Tanah merah basah… ku resapi rinai hujan yang perlahan mulai meluap dari daratan bumi dan aku masih bertahan di tempatku berpijak sejak sejam yang lalu seraya memandangi bangunan itu, terlihat indah dengan ornamennya yang klasik, namun suara bising tak bisa mengerti suasana hati yang berselimut duka ditambah guyuran hujan rindu semakin menambah pusing kepalaku. Ketika sedih aku selalu datang di tempat ini, untuk menceritakan semua yang terjadi mengadu pilu berharap mendapat belaian lembutnya.
Drrttt…Drtt…..Drtt…. 
“Where are you now, Nisa?” tak kusadari benda kecil yang berada di tas ku bergetar.
“ I’m here, why ?”  hatiku pilu saat dirku mendengarkan kata-kata yang terlontar dari mulutku.
“HURRY HOME” tetesan air mataku sedikit-demi sedikit jatuh mendengar jawaban dari sang pemilik HP . Aku alihkan pandanganku kembali ke bangunan tua itu.
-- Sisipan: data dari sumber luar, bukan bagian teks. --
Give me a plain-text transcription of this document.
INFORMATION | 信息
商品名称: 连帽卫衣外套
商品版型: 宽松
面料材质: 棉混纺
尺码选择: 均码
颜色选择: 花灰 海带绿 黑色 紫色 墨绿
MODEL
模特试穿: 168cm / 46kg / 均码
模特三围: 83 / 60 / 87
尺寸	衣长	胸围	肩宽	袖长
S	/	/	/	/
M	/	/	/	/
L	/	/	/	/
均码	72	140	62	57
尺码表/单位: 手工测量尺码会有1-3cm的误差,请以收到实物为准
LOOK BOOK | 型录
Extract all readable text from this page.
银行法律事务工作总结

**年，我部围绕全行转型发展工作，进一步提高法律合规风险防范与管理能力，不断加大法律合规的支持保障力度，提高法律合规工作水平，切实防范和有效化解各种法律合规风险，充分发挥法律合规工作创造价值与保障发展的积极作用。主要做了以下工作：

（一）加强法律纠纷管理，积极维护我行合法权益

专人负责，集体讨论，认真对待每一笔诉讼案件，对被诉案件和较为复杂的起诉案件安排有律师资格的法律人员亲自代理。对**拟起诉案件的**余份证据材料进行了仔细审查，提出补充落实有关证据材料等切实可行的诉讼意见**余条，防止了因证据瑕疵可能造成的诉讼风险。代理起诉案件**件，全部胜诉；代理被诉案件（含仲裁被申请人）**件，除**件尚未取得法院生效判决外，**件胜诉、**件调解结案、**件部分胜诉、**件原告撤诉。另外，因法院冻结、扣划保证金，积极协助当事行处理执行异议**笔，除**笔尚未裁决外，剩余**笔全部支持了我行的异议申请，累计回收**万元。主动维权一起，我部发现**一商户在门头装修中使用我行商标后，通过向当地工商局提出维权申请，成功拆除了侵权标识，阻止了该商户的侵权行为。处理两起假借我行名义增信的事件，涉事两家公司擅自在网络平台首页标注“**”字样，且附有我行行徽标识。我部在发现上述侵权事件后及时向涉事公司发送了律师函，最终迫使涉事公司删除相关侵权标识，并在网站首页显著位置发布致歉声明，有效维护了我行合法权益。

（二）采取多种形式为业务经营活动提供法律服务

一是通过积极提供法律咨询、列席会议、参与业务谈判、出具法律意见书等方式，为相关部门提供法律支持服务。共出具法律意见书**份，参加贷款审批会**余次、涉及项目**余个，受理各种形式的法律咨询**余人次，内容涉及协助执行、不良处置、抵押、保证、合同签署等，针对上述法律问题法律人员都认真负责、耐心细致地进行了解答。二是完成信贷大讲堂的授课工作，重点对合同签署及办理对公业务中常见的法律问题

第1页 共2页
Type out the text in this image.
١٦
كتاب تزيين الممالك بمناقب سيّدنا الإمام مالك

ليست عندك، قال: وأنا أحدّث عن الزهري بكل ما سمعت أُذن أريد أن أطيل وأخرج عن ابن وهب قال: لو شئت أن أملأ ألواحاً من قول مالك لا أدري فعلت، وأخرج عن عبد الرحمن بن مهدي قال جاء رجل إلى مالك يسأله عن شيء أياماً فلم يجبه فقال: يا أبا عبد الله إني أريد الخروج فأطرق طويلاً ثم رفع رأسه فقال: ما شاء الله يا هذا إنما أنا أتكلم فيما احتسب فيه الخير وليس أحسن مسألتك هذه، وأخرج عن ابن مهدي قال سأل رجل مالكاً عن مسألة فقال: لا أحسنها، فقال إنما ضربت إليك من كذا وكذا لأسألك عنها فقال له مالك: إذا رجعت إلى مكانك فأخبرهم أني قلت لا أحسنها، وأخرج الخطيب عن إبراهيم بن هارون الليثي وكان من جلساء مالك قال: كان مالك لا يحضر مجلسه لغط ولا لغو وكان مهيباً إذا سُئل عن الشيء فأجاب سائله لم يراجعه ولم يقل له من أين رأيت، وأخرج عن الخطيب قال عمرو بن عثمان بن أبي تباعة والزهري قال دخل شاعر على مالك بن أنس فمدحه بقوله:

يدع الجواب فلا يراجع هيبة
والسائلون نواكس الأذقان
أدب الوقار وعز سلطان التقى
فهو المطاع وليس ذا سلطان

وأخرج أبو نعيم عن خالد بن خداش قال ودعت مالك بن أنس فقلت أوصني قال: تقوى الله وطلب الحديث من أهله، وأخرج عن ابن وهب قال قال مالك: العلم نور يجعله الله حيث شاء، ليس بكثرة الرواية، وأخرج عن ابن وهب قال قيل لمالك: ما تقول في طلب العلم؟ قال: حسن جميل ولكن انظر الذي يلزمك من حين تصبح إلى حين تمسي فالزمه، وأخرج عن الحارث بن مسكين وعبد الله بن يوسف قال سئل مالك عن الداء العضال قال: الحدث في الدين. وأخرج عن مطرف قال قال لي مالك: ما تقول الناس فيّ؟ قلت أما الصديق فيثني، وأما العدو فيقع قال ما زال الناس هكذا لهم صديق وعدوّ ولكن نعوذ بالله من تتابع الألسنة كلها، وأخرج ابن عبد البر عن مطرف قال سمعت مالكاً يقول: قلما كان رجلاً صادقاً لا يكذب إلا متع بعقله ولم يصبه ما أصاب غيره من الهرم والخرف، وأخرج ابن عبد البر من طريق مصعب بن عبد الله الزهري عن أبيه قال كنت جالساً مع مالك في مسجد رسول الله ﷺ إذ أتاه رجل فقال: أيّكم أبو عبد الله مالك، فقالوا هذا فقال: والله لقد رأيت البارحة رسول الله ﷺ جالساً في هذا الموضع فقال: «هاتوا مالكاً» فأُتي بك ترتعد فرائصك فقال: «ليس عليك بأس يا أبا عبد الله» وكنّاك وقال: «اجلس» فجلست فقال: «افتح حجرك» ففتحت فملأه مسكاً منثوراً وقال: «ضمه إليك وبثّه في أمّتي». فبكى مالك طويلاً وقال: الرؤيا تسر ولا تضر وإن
Memandang bagaimana ruang dan waktu bersekutu, menjelmakan suasana itu untuk mataku, teringat akan kejadian 5 tahun yang lalu.
Ku beranikan diri ku untuk menjelajah bangunan tua yang tak berpenghuni. Langkah kakiku mengikuti irama kenangan. Jemariku mengusap debu hingga nampak kayu indah dan khas yang berada di tangga.  Tangga itu menuju ke mulut sebuah gua, dalam guyuran alam yang perawan, lidah ombak yang berdesis-desis.
“ Aku lupa, ini sudah pukul 3 sore saatnya aku pulang”
Aku pun bergegas pulang dan hanya secercah senyuman yang aku tinggal di rumah ini.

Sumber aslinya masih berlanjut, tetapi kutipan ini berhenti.